Du Palais Bourbon au caniveau, en passant par la case prison

Opinion publiée dans l’AGEFI, le 19 juillet 2013.

Décidément, il est difficile de se faire une opinion favorable des politiciens français qui, après le concept d’Etat-nation, ne comprennent plus celui de séparation des pouvoirs. Le député Yann Galut se dit surpris de l’interpellation de Pierre Condamin-Gerbier, voyant là un « message menaçant envoyé par la Suisse à l’intention des lanceurs d’alertes ».
Lanceurs d’alertes, terme idiot qui évite de parler de « balance » ou d’espion. M. Condamin-Gerbier n’a lancé aucune alerte. M. Condamin-Gerbier a trahi son employeur, ses clients et son pays. La justice dira s’il s’est rendu coupable de diverses infractions pénales et, vu les risques de fuite importants, sa place est certainement en prison. Il en va de même pour M. Falciani qui préfère évidemment jouer les stars à Paris.
Il est tout bonnement incroyable de constater à quel point la suffisance des parlementaires français les pousse à oublier que leur pays, bien que grand, connaît des frontières au-delà desquelles leur législation hypertrophiée ne s’applique pas. Le fantasme social-démagogique du citoyen transparent n’a heureusement pour l’heure pas trouvé grâce aux yeux de notre parlement. Espionner, trahir son employeur, violer son secret de fonction constituent des actes pénaux en Suisse, nous n’avons pas encore cédé aux nouveaux canons de la mode législative parisienne.
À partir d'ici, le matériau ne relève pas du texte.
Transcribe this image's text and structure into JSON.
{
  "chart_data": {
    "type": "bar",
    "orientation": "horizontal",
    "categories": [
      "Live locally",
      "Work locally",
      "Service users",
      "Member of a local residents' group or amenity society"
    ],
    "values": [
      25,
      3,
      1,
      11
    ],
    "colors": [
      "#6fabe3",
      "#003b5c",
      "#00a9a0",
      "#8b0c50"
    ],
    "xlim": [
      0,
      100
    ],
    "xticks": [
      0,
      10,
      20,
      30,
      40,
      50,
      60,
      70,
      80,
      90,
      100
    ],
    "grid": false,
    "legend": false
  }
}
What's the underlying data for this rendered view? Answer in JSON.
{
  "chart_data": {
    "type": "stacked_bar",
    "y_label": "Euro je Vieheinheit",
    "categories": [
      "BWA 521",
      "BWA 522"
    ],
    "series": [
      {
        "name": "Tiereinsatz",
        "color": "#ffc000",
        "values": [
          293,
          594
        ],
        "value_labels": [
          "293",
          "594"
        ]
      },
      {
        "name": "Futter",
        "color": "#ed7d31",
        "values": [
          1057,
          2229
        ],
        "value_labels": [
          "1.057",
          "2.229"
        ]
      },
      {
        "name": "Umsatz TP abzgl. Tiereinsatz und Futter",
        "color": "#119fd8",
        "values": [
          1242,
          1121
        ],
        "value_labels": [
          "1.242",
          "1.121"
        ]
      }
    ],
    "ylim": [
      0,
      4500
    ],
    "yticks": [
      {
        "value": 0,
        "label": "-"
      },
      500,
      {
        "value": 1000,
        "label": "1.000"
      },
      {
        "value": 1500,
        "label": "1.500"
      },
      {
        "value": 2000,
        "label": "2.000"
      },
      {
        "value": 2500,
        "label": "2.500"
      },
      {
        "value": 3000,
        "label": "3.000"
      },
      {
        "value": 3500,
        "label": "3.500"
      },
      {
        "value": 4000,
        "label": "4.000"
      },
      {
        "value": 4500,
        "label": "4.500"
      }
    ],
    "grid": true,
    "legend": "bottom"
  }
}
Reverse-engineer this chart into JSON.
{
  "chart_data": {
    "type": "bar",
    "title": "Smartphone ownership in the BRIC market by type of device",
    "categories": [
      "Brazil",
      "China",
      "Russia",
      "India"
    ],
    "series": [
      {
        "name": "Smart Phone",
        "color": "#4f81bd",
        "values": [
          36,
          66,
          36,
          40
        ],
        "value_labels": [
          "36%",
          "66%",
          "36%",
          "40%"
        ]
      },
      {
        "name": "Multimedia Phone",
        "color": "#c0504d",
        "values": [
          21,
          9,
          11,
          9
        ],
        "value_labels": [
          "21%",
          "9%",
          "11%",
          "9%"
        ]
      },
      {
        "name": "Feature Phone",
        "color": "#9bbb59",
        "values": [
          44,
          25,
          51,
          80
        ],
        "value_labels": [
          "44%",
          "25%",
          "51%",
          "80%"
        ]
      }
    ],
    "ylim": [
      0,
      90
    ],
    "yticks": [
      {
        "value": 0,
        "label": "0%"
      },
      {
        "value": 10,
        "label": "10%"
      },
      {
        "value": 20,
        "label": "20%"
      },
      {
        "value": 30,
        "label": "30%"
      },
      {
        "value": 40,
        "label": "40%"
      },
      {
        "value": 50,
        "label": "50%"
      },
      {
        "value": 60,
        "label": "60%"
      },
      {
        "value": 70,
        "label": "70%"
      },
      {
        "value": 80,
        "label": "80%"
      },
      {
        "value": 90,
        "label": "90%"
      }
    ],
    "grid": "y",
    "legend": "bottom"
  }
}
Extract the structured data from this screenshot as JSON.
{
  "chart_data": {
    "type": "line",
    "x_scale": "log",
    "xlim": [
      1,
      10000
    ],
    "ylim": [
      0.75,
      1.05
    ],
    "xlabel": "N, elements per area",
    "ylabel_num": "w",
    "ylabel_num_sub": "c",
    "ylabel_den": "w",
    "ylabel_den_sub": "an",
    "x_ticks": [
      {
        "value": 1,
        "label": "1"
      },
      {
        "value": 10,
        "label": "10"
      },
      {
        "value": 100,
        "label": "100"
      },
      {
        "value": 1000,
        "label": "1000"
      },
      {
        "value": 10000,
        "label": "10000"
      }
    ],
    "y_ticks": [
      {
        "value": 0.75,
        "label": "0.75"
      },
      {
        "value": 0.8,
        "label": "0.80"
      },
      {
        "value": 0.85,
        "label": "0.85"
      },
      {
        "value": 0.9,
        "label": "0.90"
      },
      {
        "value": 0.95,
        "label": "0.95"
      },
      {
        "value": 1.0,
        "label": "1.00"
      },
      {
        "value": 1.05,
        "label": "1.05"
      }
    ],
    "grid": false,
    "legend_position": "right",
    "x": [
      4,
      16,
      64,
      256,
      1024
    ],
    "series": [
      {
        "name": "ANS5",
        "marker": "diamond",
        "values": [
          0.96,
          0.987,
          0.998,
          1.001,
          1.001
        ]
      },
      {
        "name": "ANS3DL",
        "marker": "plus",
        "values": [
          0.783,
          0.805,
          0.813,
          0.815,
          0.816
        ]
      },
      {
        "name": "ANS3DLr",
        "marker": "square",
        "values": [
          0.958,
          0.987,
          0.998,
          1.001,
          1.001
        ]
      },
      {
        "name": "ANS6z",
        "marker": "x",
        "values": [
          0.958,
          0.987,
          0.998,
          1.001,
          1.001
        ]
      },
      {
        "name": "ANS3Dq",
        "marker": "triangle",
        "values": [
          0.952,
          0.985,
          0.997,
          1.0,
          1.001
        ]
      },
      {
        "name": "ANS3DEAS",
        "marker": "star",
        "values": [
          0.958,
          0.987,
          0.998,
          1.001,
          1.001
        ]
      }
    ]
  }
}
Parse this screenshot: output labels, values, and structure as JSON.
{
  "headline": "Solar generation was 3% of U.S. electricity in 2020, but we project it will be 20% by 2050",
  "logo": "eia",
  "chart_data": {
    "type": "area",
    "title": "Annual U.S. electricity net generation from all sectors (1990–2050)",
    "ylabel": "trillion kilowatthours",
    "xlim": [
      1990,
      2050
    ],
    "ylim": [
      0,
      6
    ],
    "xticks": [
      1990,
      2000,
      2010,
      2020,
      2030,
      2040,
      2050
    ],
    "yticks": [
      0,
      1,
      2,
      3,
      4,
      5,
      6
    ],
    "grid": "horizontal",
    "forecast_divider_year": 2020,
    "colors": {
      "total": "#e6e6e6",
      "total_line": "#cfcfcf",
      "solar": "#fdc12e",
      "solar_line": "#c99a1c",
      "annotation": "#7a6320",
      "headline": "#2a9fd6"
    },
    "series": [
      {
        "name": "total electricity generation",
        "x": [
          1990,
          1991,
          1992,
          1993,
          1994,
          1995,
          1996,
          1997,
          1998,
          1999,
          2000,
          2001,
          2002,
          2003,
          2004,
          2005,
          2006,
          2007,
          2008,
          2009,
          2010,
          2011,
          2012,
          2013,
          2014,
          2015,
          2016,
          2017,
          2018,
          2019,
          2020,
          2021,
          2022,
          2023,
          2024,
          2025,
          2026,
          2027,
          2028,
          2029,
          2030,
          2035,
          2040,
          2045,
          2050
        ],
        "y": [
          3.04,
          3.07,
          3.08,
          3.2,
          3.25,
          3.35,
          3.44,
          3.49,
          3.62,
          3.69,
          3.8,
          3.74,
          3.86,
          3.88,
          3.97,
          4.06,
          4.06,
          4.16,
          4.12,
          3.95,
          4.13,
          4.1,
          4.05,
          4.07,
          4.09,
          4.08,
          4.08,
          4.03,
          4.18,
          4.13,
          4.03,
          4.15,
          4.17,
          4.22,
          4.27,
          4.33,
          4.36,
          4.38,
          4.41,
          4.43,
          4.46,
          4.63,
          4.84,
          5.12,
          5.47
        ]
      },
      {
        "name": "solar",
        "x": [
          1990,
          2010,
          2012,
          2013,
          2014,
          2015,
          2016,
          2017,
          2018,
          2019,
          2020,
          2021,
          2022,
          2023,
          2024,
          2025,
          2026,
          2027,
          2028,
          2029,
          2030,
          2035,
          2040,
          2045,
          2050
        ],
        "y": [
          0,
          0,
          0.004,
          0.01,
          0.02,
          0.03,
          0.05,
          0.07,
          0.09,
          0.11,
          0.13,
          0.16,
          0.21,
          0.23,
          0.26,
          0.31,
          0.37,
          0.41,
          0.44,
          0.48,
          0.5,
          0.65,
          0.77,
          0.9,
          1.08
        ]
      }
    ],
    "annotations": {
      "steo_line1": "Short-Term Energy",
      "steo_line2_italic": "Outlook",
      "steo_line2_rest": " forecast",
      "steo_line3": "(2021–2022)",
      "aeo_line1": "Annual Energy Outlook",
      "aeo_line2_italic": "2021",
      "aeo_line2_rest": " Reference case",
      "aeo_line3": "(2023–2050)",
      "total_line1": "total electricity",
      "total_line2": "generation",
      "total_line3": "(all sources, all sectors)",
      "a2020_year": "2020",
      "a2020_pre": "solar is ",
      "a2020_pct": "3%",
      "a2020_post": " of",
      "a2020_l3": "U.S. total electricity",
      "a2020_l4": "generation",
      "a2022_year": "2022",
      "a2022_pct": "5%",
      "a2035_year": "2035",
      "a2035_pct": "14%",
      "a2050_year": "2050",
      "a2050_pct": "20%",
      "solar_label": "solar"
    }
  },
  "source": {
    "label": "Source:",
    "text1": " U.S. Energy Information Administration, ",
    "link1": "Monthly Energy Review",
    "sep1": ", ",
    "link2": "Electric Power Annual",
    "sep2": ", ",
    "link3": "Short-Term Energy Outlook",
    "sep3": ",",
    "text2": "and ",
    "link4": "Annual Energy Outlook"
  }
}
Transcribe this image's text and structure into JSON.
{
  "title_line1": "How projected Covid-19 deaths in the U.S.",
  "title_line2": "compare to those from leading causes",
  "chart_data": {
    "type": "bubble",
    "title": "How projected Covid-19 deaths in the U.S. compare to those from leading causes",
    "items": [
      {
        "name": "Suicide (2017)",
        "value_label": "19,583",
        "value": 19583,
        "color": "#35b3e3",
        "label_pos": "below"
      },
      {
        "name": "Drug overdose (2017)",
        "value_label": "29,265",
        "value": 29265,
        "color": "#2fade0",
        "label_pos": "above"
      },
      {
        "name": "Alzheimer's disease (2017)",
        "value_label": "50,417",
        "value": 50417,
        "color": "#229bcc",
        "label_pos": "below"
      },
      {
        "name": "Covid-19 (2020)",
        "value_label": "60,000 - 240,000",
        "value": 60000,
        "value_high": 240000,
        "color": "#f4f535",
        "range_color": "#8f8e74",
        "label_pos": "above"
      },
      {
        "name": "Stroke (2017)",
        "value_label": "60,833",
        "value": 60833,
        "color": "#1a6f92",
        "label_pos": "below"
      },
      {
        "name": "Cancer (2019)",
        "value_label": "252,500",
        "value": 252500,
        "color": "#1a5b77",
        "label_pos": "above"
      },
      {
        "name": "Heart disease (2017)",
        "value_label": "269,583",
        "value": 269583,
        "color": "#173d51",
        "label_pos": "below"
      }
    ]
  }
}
Les députés français sont inquiétants. Pour un motif à priori louable – la lutte contre la fraude fiscale – ils en viennent à proposer que les employés de banque jouent les justiciers masqués. Pourquoi s’arrêter à ces bassesses fiscales ? Nous pourrions tout aussi bien armer quelques retraités pour dégommer les dealers ou fournir des radars aux riverains des autoroutes.
Si nous devions un jour remettre en question sérieusement le secret bancaire, il serait souhaitable que la responsabilité de transmettre des informations ne soit pas confiée à des bricoleurs du dimanche qui nous offrent des remakes kitchs des films d’espionnage, mais à des autorités dont le travail est étroitement surveillé.
Falciani et Condamin-Gerbier sont des délinquants que la justice doit poursuivre et punir. Pour quelques billets ou pour s’offrir un instant de gloire, leur immoralité crasse les a poussé à trahir leur employeur, leur client et le pays qui leur a offert un travail.
Les propos tenus par les élus français font froid dans le dos. Comment peut-on être président d’une commission parlementaire et estimer que l’application du droit pénal par les autorités pénales est « indigne de la démocratie » ? Comment peut-on traiter un Etat de voyou parce qu’il ne fait pas une application de ses règles au gré des modes portées par des politiques en mal de reconnaissance ?
Reste un dernier dégât collatéral que les élites françaises sous-estiment. La place financière réfléchira à deux fois avant de confier de nouvelles responsabilités à des ressortissants d’un pays qui glorifie les traîtres, les délinquants et les espions.